Frank, not the right time to do more plumbing to my house. We are AC 'friends' so send me more info if you like.
I saw a quack naturopath that put me off them for years. This naturopath takes small sample / drops of blood which he then magnifies to describe the cells and his client's health. Can tell if not enough of some cell types, too much of another, and if some cell types are under stress. Think of chemistry classes where different chemicals have different shapes and/or colours. His comments supported many of the things I knew from my doctor and regular blood tests.
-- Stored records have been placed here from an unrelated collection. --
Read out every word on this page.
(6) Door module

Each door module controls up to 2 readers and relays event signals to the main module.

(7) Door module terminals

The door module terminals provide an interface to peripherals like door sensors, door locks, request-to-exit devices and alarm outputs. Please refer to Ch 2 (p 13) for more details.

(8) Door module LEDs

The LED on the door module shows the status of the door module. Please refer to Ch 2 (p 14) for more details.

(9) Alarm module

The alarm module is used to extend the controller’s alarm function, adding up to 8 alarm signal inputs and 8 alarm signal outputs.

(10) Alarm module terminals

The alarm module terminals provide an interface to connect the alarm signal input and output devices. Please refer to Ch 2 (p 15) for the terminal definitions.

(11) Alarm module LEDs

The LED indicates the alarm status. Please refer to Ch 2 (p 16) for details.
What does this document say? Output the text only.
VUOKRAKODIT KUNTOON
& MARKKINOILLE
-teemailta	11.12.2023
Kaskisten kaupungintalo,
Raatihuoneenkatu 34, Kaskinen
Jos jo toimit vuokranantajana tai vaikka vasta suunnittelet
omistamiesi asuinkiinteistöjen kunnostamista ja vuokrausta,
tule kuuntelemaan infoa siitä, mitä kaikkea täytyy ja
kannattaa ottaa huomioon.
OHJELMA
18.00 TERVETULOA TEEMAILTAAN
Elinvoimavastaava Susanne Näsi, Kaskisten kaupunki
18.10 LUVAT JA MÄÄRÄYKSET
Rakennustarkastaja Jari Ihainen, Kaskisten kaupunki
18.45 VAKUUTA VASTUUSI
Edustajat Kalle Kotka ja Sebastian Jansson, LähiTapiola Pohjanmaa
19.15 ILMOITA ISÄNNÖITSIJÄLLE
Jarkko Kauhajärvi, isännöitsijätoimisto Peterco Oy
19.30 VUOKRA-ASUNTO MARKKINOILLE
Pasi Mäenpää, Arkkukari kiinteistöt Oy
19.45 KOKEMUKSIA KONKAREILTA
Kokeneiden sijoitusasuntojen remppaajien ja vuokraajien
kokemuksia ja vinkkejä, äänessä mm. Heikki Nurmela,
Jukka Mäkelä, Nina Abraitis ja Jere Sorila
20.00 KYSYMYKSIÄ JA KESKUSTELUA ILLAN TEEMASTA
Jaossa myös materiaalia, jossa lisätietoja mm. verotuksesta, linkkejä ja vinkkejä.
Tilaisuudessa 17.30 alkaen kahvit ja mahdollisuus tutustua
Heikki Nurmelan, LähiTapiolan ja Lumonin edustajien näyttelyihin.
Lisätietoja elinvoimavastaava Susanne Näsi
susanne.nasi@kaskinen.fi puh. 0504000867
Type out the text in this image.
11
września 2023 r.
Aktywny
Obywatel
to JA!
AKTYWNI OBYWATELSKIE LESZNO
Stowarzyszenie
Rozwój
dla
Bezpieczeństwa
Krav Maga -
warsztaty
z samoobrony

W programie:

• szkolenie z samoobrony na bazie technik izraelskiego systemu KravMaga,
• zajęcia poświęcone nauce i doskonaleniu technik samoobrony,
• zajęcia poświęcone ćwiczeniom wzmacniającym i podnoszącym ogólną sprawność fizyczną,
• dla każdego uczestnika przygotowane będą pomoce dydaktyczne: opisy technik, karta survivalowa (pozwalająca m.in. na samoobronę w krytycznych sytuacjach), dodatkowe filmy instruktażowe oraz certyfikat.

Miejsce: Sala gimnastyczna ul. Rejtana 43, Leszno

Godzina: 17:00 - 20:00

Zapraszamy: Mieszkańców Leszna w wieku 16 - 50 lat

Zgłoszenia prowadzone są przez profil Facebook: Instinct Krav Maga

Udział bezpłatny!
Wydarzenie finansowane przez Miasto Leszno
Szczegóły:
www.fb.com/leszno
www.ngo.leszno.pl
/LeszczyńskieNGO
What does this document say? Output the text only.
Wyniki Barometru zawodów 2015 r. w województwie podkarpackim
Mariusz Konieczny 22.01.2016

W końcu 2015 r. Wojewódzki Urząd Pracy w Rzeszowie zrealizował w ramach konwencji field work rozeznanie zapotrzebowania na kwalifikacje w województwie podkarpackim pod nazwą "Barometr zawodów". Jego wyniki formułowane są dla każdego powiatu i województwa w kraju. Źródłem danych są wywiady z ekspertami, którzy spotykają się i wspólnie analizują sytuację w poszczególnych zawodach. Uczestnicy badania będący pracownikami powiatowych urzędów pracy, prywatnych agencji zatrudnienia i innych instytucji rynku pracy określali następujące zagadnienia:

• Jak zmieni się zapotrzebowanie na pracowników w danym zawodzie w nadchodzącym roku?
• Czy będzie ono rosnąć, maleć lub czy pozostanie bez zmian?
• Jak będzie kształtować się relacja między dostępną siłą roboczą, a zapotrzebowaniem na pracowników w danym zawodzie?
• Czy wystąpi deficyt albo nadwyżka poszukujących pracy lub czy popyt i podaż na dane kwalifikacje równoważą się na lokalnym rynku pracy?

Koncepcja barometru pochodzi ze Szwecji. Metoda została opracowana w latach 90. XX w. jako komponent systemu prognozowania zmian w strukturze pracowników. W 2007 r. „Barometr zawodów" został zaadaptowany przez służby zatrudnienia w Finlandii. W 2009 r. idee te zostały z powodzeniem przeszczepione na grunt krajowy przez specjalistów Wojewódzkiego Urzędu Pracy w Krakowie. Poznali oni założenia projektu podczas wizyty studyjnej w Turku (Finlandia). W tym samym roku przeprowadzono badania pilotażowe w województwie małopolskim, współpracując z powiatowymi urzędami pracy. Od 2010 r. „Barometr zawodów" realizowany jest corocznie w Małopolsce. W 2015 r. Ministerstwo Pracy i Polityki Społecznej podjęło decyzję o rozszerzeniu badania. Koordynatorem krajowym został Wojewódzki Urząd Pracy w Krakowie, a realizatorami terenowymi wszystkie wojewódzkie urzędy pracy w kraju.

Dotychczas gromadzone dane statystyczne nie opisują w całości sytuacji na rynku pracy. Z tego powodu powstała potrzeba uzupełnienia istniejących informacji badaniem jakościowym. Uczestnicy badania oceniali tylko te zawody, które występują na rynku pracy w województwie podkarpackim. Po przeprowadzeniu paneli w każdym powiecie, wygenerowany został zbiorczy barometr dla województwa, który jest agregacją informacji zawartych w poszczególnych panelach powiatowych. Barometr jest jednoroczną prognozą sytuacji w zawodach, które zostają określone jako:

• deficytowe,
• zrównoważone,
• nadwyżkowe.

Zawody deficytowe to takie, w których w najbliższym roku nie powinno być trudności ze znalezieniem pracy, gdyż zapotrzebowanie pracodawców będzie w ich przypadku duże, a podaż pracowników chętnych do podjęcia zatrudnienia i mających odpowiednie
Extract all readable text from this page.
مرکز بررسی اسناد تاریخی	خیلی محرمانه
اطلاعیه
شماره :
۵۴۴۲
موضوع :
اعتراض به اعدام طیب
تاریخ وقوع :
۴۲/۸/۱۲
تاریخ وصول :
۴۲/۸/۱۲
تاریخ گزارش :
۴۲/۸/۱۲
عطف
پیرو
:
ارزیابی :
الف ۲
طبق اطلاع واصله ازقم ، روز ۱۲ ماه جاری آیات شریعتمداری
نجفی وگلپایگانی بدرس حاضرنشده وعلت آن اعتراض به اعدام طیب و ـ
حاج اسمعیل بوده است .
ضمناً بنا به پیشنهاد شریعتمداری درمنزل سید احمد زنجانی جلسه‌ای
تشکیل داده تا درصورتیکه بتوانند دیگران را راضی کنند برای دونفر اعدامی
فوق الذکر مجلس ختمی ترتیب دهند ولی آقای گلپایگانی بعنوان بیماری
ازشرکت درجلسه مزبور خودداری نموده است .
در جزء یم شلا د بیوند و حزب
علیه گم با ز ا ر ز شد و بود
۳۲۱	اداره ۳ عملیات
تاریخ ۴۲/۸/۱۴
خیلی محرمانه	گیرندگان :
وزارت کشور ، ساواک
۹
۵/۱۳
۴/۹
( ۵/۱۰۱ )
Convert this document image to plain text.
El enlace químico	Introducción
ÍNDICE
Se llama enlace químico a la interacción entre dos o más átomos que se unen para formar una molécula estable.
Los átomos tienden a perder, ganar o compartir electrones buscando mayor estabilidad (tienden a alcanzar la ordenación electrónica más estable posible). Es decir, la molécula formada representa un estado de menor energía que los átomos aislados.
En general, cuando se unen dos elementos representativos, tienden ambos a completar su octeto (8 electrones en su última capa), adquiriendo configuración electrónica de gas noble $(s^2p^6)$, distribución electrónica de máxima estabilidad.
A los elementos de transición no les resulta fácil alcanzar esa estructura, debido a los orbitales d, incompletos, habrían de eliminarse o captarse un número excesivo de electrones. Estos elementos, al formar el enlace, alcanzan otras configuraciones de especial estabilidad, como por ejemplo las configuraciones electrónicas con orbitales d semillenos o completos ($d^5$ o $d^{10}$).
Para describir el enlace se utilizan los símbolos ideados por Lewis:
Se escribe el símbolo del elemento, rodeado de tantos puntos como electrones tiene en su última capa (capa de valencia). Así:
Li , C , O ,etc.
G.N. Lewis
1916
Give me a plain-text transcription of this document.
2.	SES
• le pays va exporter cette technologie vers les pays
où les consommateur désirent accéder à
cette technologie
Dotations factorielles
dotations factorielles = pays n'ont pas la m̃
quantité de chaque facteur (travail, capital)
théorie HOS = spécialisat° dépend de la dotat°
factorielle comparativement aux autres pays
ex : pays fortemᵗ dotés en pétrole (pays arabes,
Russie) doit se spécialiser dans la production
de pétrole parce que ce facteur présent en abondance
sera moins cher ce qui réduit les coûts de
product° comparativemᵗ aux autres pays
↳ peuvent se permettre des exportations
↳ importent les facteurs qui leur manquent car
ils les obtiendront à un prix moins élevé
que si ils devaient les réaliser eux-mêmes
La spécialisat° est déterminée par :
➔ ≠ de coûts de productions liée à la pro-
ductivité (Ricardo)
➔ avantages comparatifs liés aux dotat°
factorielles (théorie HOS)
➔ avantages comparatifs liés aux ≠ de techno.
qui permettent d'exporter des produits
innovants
I accept the studies of some that extra fluoride in the water is unhealthy (there is some in the foods we eat). In earlier housing I survived drinking rain water by brushing my teeth.
A common myth that one hydrates only with water. Get water from milk, even from coffee, and from food. Obviously more fluid in a fruit salad than biscuits.
Clayton, was your first sentence tongue-in-cheek? Coffee can act as a diuretic but for people who are accustomed to drinking it, no obvious running to the toilet and does provide some liquid.
Drink b4 you are thirsty mate, that way you wont be dehydrated.
Not everyone gets affected the same way, some get headaches, head spins, dry lips or cold sores etc.
Thing is, No one has ever been you before so do what ever it takes to stay healthy.
In 3 hours of riding, even moderately I would have emptied 2 bottles of liquid by than.
Thats just me though.
Mouth or nose breather?
These articles are often more than a little too broad in assumptions. I have one kidney, and find that "sports" or recovery drinks do the trick for me after a hard ride. If I go without at the end of a long ride, or the now occasional competiton ride, I go through a very "flat" phase a few hours later. I can avoid this by using energy/recovery drinks, and my doctor ( a marathon runner ), confirms that I am doing the right thing.
I like to use the Hammer Nutrition products, chiefly because after I first used electrolyte drinks (powerade from powder) I went for a dental check-up and my dentist said "OMG what have you done!!!". Normally he used to say I had the 'teeth of the week' but not any more would he say this. The only thing different to what I'd normally done was used Powerade. 4hr+ mountain bike rides through places in the hills where you can't top up your water bottles, relying only on two bottles powerade, meant that my mouth was really dry, and little or no saliva to rinse your teeth afterwards. So for a while I used to take one powerade bottle, and then rinse my teeth with water with the other bottle.
But now I've gone one step further, after trying Hammer Nutrition products. They're expensive, but you take the electrolytes as capsules, which means they don't cut through the enamel of your teeth. The carb or carb and protein drinks don't have crap in them that are bad for oral health and decay.
I can still go for 4hr+ rides without such nutrition products, but if I want to train hard day after day it helps recovery a lot if you drink, consume electrolytes, and replenish muscle glycogen stores as you ride.